The next thing I tried was writing a new simple method to perform vector additions to replace the daxpy routine. With one thread this new method is as fast as the BLAS routine, but, when compiling with gcc, it suffers from the same problems as the BLAS routine: doubling the number of threads running parallel also doubles the amount of time each threads needs, so no speed-up is gained. However, using the Intel C++ Compiler this problems vanishes: with increasing number of threads the time a single thread needs is constant.
However, I need to compile as well on systems where no Intel compiler is available.
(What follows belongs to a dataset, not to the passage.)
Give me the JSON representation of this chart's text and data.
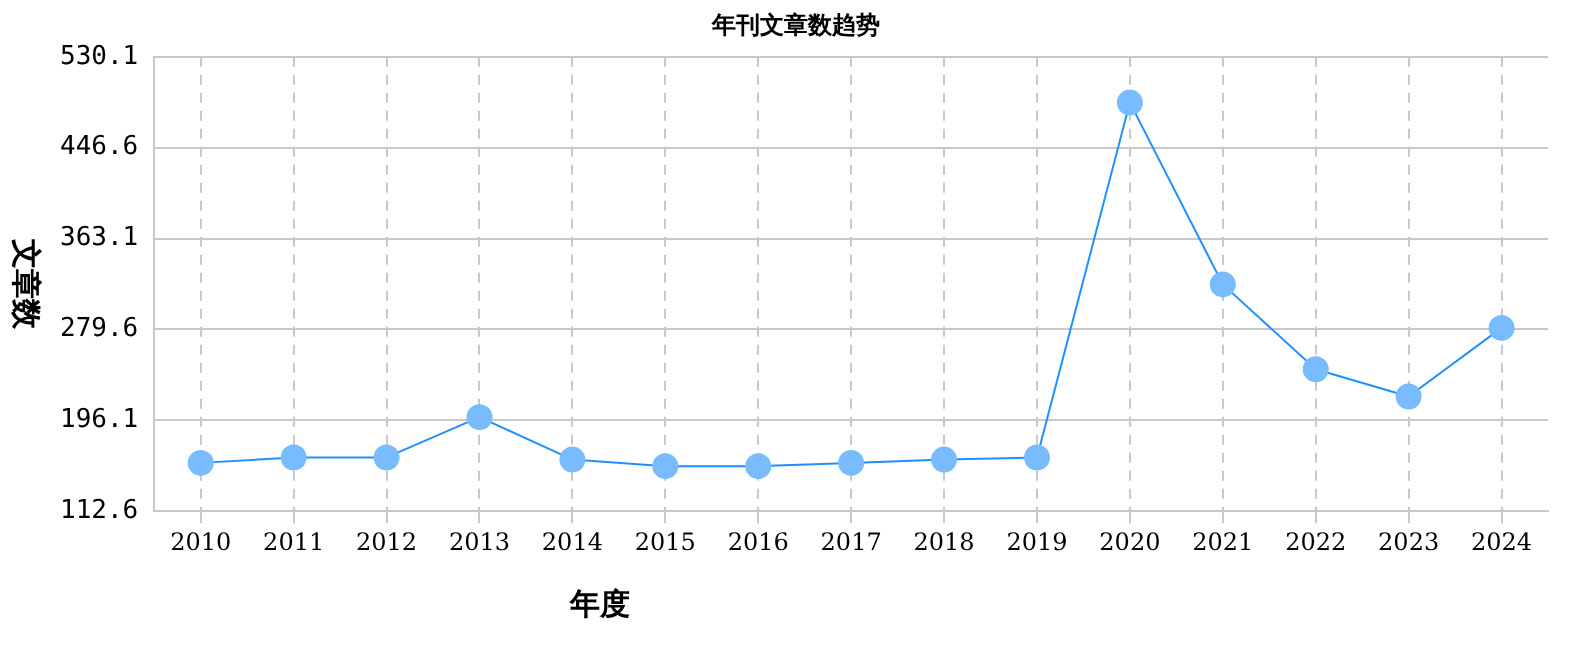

So my questions are: why is there no speed-up with the gcc and is there any possibility of improving the gcc performance?
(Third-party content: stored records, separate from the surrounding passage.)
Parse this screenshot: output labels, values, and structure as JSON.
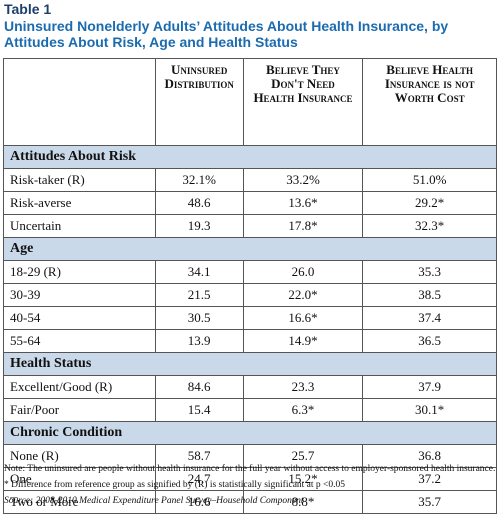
{
  "title": "Table 1",
  "subtitle": "Uninsured Nonelderly Adults’ Attitudes About Health Insurance, by Attitudes About Risk, Age and Health Status",
  "table": {
    "columns": [
      "Uninsured Distribution",
      "Believe They Don't Need Health Insurance",
      "Believe Health Insurance is not Worth Cost"
    ],
    "sections": [
      {
        "title": "Attitudes About Risk",
        "rows": [
          [
            "Risk-taker (R)",
            "32.1%",
            "33.2%",
            "51.0%"
          ],
          [
            "Risk-averse",
            "48.6",
            "13.6*",
            "29.2*"
          ],
          [
            "Uncertain",
            "19.3",
            "17.8*",
            "32.3*"
          ]
        ]
      },
      {
        "title": "Age",
        "rows": [
          [
            "18-29 (R)",
            "34.1",
            "26.0",
            "35.3"
          ],
          [
            "30-39",
            "21.5",
            "22.0*",
            "38.5"
          ],
          [
            "40-54",
            "30.5",
            "16.6*",
            "37.4"
          ],
          [
            "55-64",
            "13.9",
            "14.9*",
            "36.5"
          ]
        ]
      },
      {
        "title": "Health Status",
        "rows": [
          [
            "Excellent/Good (R)",
            "84.6",
            "23.3",
            "37.9"
          ],
          [
            "Fair/Poor",
            "15.4",
            "6.3*",
            "30.1*"
          ]
        ]
      },
      {
        "title": "Chronic Condition",
        "rows": [
          [
            "None (R)",
            "58.7",
            "25.7",
            "36.8"
          ],
          [
            "One",
            "24.7",
            "15.2*",
            "37.2"
          ],
          [
            "Two or More",
            "16.6",
            "8.8*",
            "35.7"
          ]
        ]
      }
    ]
  },
  "notes": [
    "Note: The uninsured are people without health insurance for the full year without access to employer-sponsored health insurance.",
    "* Difference from reference group as signified by (R) is statistically significant at p <0.05",
    "Source: 2008-2010 Medical Expenditure Panel Survey–Household Component"
  ]
}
I wrote a small program to demonstrate the effect:
// $(CC) -std=c++11 -O2 threadmatrixsum.cpp -o threadmatrixsum -pthread
#include <iostream>
#include <thread>
#include <vector>
#include "boost/date_time/posix_time/posix_time.hpp"
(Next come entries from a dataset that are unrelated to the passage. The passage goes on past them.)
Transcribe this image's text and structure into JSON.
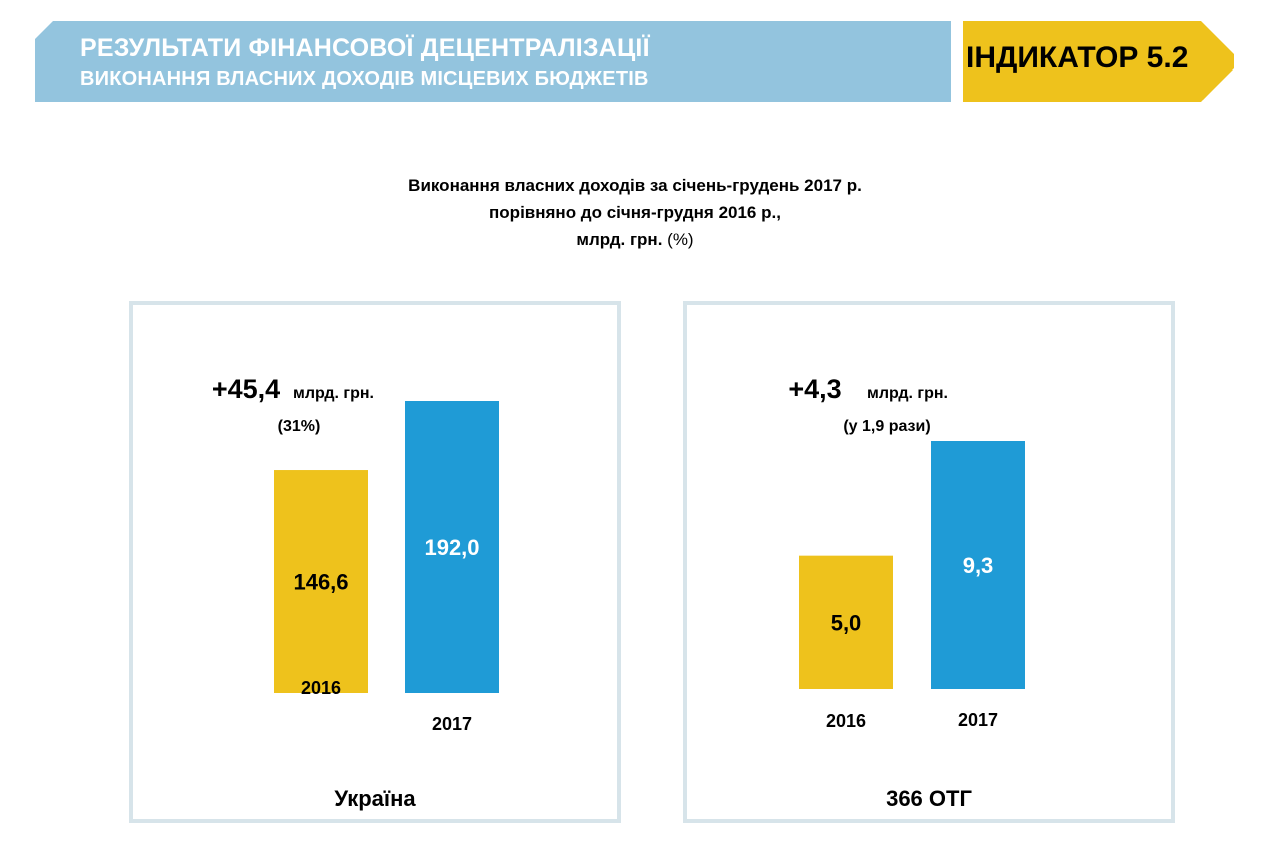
{
  "header": {
    "title": "РЕЗУЛЬТАТИ ФІНАНСОВОЇ ДЕЦЕНТРАЛІЗАЦІЇ",
    "subtitle": "ВИКОНАННЯ ВЛАСНИХ ДОХОДІВ МІСЦЕВИХ БЮДЖЕТІВ",
    "indicator": "ІНДИКАТОР 5.2"
  },
  "chart_title": {
    "line1": "Виконання власних доходів за січень-грудень 2017 р.",
    "line2": "порівняно до січня-грудня 2016 р.,",
    "line3_bold": "млрд. грн.",
    "line3_normal": "(%)"
  },
  "colors": {
    "header_blue": "#93c4de",
    "indicator_yellow": "#eec21c",
    "bar_2016": "#eec21c",
    "bar_2017": "#1f9bd6",
    "panel_border": "#d7e4ea"
  },
  "chart_data": [
    {
      "type": "bar",
      "title": "Україна",
      "categories": [
        "2016",
        "2017"
      ],
      "values": [
        146.6,
        192.0
      ],
      "value_labels": [
        "146,6",
        "192,0"
      ],
      "ylim": [
        0,
        210
      ],
      "annotation": {
        "value": "+45,4",
        "unit": "млрд. грн.",
        "note": "(31%)"
      }
    },
    {
      "type": "bar",
      "title": "366 ОТГ",
      "categories": [
        "2016",
        "2017"
      ],
      "values": [
        5.0,
        9.3
      ],
      "value_labels": [
        "5,0",
        "9,3"
      ],
      "ylim": [
        0,
        12
      ],
      "annotation": {
        "value": "+4,3",
        "unit": "млрд. грн.",
        "note": "(у 1,9 рази)"
      }
    }
  ]
}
#include "boost/timer.hpp"
void simplesum(double* a, double* b, std::size_t dim);
int main() {
for (std::size_t num_threads {1}; num_threads <= 4; num_threads++) {
const std::size_t N { 936 };
std::vector <std::size_t> times(num_threads, 0);
auto threadfunction = [&](std::size_t tid)
{
const std::size_t dim { N * N };
double* pA = new double[dim];
double* pB = new double[dim];
for (std::size_t i {0}; i < N; ++i){
pA[i] = i;
pB[i] = 2*i;
}
boost::posix_time::ptime now1 =
boost::posix_time::microsec_clock::universal_time();
for (std::size_t n{0}; n < 1000; ++n){
simplesum(pA, pB, dim);
}
boost::posix_time::ptime now2 =
boost::posix_time::microsec_clock::universal_time();
boost::posix_time::time_duration dur = now2 - now1;
times[tid] += dur.total_milliseconds();
delete[] pA;
delete[] pB;
};
std::vector <std::thread> mythreads;
// start threads
for (std::size_t n {0} ; n < num_threads; ++n)
{
mythreads.emplace_back(threadfunction, n);
}
// wait for threads to finish
for (std::size_t n {0} ; n < num_threads; ++n)
{
mythreads[n].join();
std::cout << " Thread " << n+1 << " of " << num_threads
<< " took " << times[n]<< "msec" << std::endl;
}
}
}
void simplesum(double* a, double* b, std::size_t dim){
for(std::size_t i{0}; i < dim; ++i)
{*(++a) += *(++b);}
}
The outout with gcc:
Thread 1 of 1 took 532msec
Thread 1 of 2 took 1104msec
Thread 2 of 2 took 1103msec
Thread 1 of 3 took 1680msec
Thread 2 of 3 took 1821msec
Thread 3 of 3 took 1808msec
Thread 1 of 4 took 2542msec
Thread 2 of 4 took 2536msec
Thread 3 of 4 took 2509msec
Thread 4 of 4 took 2515msec
The outout with icc:
Thread 1 of 1 took 663msec
Thread 1 of 2 took 674msec
Thread 2 of 2 took 674msec
Thread 1 of 3 took 681msec
Thread 2 of 3 took 681msec
Thread 3 of 3 took 681msec
Thread 1 of 4 took 688msec
Thread 2 of 4 took 689msec
Thread 3 of 4 took 687msec
Thread 4 of 4 took 688msec
So, with the icc the time needed for one thread perform the computations is constant (as I would have expected; my CPU has 4 physical cores) and with the gcc the time for one thread increases. Replacing the simplesum routine by BLAS::daxpy yields the same results for icc and gcc (no surprise, as most time is spent in the library), which are almost the same as the above stated gcc results.